Despite ranking just seventh on the Heat in fourth-quarter minutes this season, Wade still led the team in total points during the final frame. He was also one of only 21 players across the NBA to tally at least 100 points in clutch situations—the final five minutes of a game with a margin of five points or fewer—and recorded the second-highest field-goal percentage of that group (45.5).

Now, consider some of the major moments under the brightest lights he's had in the past:

  • 23 points on 52.4 percent shooting, 10 rebounds in Game 7 win in 2013 NBA Finals
  • 41 points on 68 percent shooting, 10 rebounds in Game 6 closeout win in 2012 conference semifinals
  • 34 points, 10 rebounds, five assists, four steals in Game 5 closeout win in 2011 second round
  • 42 points, 13 rebounds in Game 3 win in 2006 NBA Finals with Miami in an 0-2 series hole
  • 36 points, 10 rebounds, five assists, four steals, three blocks in Game 6 closeout win in 2006 Finals

"I play this game for the postseason," Wade said before the start of Miami's playoff run, per Skolnick. "I don't play this game for regular-season success, because that means nothing at this point in my career. ... [W]hat you remember the most—what you're remembered for the most—is what you do in the postseason."

Blend the past version with the present, and it's obvious why the Heat want Wade to decide their fate.

The opportunity ahead of Miami is massive.
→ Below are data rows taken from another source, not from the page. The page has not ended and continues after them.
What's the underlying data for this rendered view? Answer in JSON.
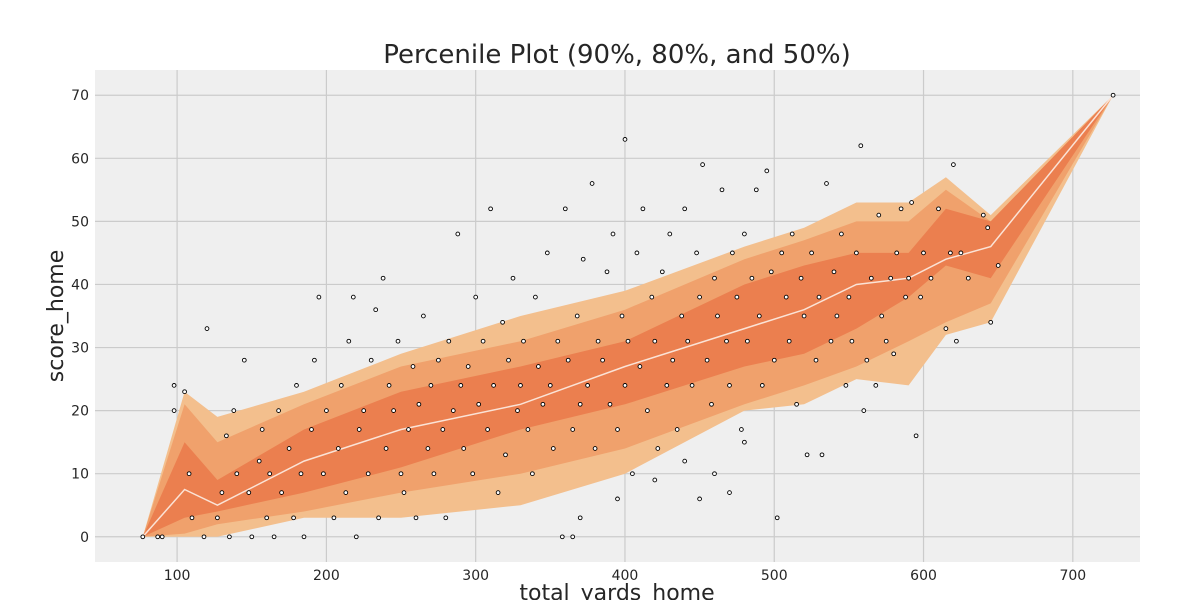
{
  "chart_data": {
    "type": "area",
    "title": "Percenile Plot (90%, 80%, and 50%)",
    "xlabel": "total_yards_home",
    "ylabel": "score_home",
    "xlim": [
      45,
      745
    ],
    "ylim": [
      -4,
      74
    ],
    "xticks": [
      100,
      200,
      300,
      400,
      500,
      600,
      700
    ],
    "yticks": [
      0,
      10,
      20,
      30,
      40,
      50,
      60,
      70
    ],
    "grid": true,
    "colors": {
      "background": "#efefef",
      "grid": "#cbcbcb",
      "band90": "#f3bf8d",
      "band80": "#f0a16c",
      "band50": "#eb7f4f",
      "median": "#fbe3d6",
      "point_edge": "#000000",
      "point_fill": "#ffffff"
    },
    "bands": {
      "x": [
        77,
        105,
        127,
        185,
        250,
        330,
        400,
        480,
        520,
        555,
        590,
        615,
        645,
        727
      ],
      "median": [
        0,
        7.5,
        5,
        12,
        17,
        21,
        27,
        33,
        36,
        40,
        41,
        44,
        46,
        70
      ],
      "p5": [
        0,
        0,
        0,
        3,
        3,
        5,
        10,
        20,
        21,
        25,
        24,
        32,
        34,
        70
      ],
      "p95": [
        0,
        23,
        19,
        23,
        29,
        35,
        39,
        46,
        49,
        53,
        53,
        57,
        51,
        70
      ],
      "p10": [
        0,
        0.5,
        2,
        4,
        7,
        10,
        14,
        21,
        24,
        27,
        31,
        34,
        37,
        70
      ],
      "p90": [
        0,
        21,
        15,
        21,
        27,
        31,
        36,
        44,
        47,
        50,
        50,
        55,
        50,
        70
      ],
      "p25": [
        0,
        3,
        4,
        7,
        11,
        17,
        21,
        27,
        29,
        33,
        38,
        43,
        41,
        70
      ],
      "p75": [
        0,
        15,
        9,
        17,
        23,
        27,
        31,
        40,
        43,
        45,
        45,
        52,
        50,
        70
      ]
    },
    "points": [
      [
        77,
        0
      ],
      [
        87,
        0
      ],
      [
        90,
        0
      ],
      [
        98,
        24
      ],
      [
        98,
        20
      ],
      [
        105,
        23
      ],
      [
        108,
        10
      ],
      [
        110,
        3
      ],
      [
        118,
        0
      ],
      [
        120,
        33
      ],
      [
        127,
        3
      ],
      [
        130,
        7
      ],
      [
        133,
        16
      ],
      [
        135,
        0
      ],
      [
        138,
        20
      ],
      [
        140,
        10
      ],
      [
        145,
        28
      ],
      [
        148,
        7
      ],
      [
        150,
        0
      ],
      [
        155,
        12
      ],
      [
        157,
        17
      ],
      [
        160,
        3
      ],
      [
        162,
        10
      ],
      [
        165,
        0
      ],
      [
        168,
        20
      ],
      [
        170,
        7
      ],
      [
        175,
        14
      ],
      [
        178,
        3
      ],
      [
        180,
        24
      ],
      [
        183,
        10
      ],
      [
        185,
        0
      ],
      [
        190,
        17
      ],
      [
        192,
        28
      ],
      [
        195,
        38
      ],
      [
        198,
        10
      ],
      [
        200,
        20
      ],
      [
        205,
        3
      ],
      [
        208,
        14
      ],
      [
        210,
        24
      ],
      [
        213,
        7
      ],
      [
        215,
        31
      ],
      [
        218,
        38
      ],
      [
        220,
        0
      ],
      [
        222,
        17
      ],
      [
        225,
        20
      ],
      [
        228,
        10
      ],
      [
        230,
        28
      ],
      [
        233,
        36
      ],
      [
        235,
        3
      ],
      [
        238,
        41
      ],
      [
        240,
        14
      ],
      [
        242,
        24
      ],
      [
        245,
        20
      ],
      [
        248,
        31
      ],
      [
        250,
        10
      ],
      [
        252,
        7
      ],
      [
        255,
        17
      ],
      [
        258,
        27
      ],
      [
        260,
        3
      ],
      [
        262,
        21
      ],
      [
        265,
        35
      ],
      [
        268,
        14
      ],
      [
        270,
        24
      ],
      [
        272,
        10
      ],
      [
        275,
        28
      ],
      [
        278,
        17
      ],
      [
        280,
        3
      ],
      [
        282,
        31
      ],
      [
        285,
        20
      ],
      [
        288,
        48
      ],
      [
        290,
        24
      ],
      [
        292,
        14
      ],
      [
        295,
        27
      ],
      [
        298,
        10
      ],
      [
        300,
        38
      ],
      [
        302,
        21
      ],
      [
        305,
        31
      ],
      [
        308,
        17
      ],
      [
        310,
        52
      ],
      [
        312,
        24
      ],
      [
        315,
        7
      ],
      [
        318,
        34
      ],
      [
        320,
        13
      ],
      [
        322,
        28
      ],
      [
        325,
        41
      ],
      [
        328,
        20
      ],
      [
        330,
        24
      ],
      [
        332,
        31
      ],
      [
        335,
        17
      ],
      [
        338,
        10
      ],
      [
        340,
        38
      ],
      [
        342,
        27
      ],
      [
        345,
        21
      ],
      [
        348,
        45
      ],
      [
        350,
        24
      ],
      [
        352,
        14
      ],
      [
        355,
        31
      ],
      [
        358,
        0
      ],
      [
        360,
        52
      ],
      [
        362,
        28
      ],
      [
        365,
        17
      ],
      [
        368,
        35
      ],
      [
        370,
        21
      ],
      [
        372,
        44
      ],
      [
        375,
        24
      ],
      [
        378,
        56
      ],
      [
        380,
        14
      ],
      [
        382,
        31
      ],
      [
        385,
        28
      ],
      [
        388,
        42
      ],
      [
        390,
        21
      ],
      [
        392,
        48
      ],
      [
        395,
        17
      ],
      [
        398,
        35
      ],
      [
        400,
        24
      ],
      [
        402,
        31
      ],
      [
        405,
        10
      ],
      [
        408,
        45
      ],
      [
        410,
        27
      ],
      [
        412,
        52
      ],
      [
        415,
        20
      ],
      [
        418,
        38
      ],
      [
        420,
        31
      ],
      [
        422,
        14
      ],
      [
        425,
        42
      ],
      [
        428,
        24
      ],
      [
        430,
        48
      ],
      [
        432,
        28
      ],
      [
        435,
        17
      ],
      [
        438,
        35
      ],
      [
        440,
        52
      ],
      [
        442,
        31
      ],
      [
        445,
        24
      ],
      [
        448,
        45
      ],
      [
        450,
        38
      ],
      [
        452,
        59
      ],
      [
        455,
        28
      ],
      [
        458,
        21
      ],
      [
        460,
        41
      ],
      [
        462,
        35
      ],
      [
        465,
        55
      ],
      [
        468,
        31
      ],
      [
        470,
        24
      ],
      [
        472,
        45
      ],
      [
        475,
        38
      ],
      [
        478,
        17
      ],
      [
        480,
        48
      ],
      [
        482,
        31
      ],
      [
        485,
        41
      ],
      [
        488,
        55
      ],
      [
        490,
        35
      ],
      [
        492,
        24
      ],
      [
        495,
        58
      ],
      [
        498,
        42
      ],
      [
        500,
        28
      ],
      [
        502,
        3
      ],
      [
        505,
        45
      ],
      [
        508,
        38
      ],
      [
        510,
        31
      ],
      [
        512,
        48
      ],
      [
        515,
        21
      ],
      [
        518,
        41
      ],
      [
        520,
        35
      ],
      [
        522,
        13
      ],
      [
        525,
        45
      ],
      [
        528,
        28
      ],
      [
        530,
        38
      ],
      [
        532,
        13
      ],
      [
        535,
        56
      ],
      [
        538,
        31
      ],
      [
        540,
        42
      ],
      [
        542,
        35
      ],
      [
        545,
        48
      ],
      [
        548,
        24
      ],
      [
        550,
        38
      ],
      [
        552,
        31
      ],
      [
        555,
        45
      ],
      [
        558,
        62
      ],
      [
        560,
        20
      ],
      [
        562,
        28
      ],
      [
        565,
        41
      ],
      [
        568,
        24
      ],
      [
        570,
        51
      ],
      [
        572,
        35
      ],
      [
        575,
        31
      ],
      [
        578,
        41
      ],
      [
        580,
        29
      ],
      [
        582,
        45
      ],
      [
        585,
        52
      ],
      [
        588,
        38
      ],
      [
        590,
        41
      ],
      [
        592,
        53
      ],
      [
        595,
        16
      ],
      [
        598,
        38
      ],
      [
        600,
        45
      ],
      [
        605,
        41
      ],
      [
        610,
        52
      ],
      [
        615,
        33
      ],
      [
        618,
        45
      ],
      [
        620,
        59
      ],
      [
        622,
        31
      ],
      [
        625,
        45
      ],
      [
        630,
        41
      ],
      [
        640,
        51
      ],
      [
        643,
        49
      ],
      [
        645,
        34
      ],
      [
        650,
        43
      ],
      [
        727,
        70
      ],
      [
        400,
        63
      ],
      [
        365,
        0
      ],
      [
        370,
        3
      ],
      [
        395,
        6
      ],
      [
        420,
        9
      ],
      [
        440,
        12
      ],
      [
        460,
        10
      ],
      [
        470,
        7
      ],
      [
        450,
        6
      ],
      [
        480,
        15
      ]
    ]
  }
}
Survive Sunday's Game 7, and it earns a ticket to a winnable second-round series. Awaiting the Heat would be either a Toronto Raptors team that once again seems fazed by the playoff pressure or the seventh-seeded Indiana Pacers, who struggle to find consistent scoring outside of All-Star Paul George.

Escape that matchup, and it's on to the Eastern Conference Finals, with a LeBron reunion perhaps on the docket.

But let's not get ahead of ourselves. There's still another game to be decided in this series, another chance for Wade to flex his superstar skills on the game's biggest stage.

Unless otherwise noted, statistics courtesy of Basketball-Reference.com and NBA.com.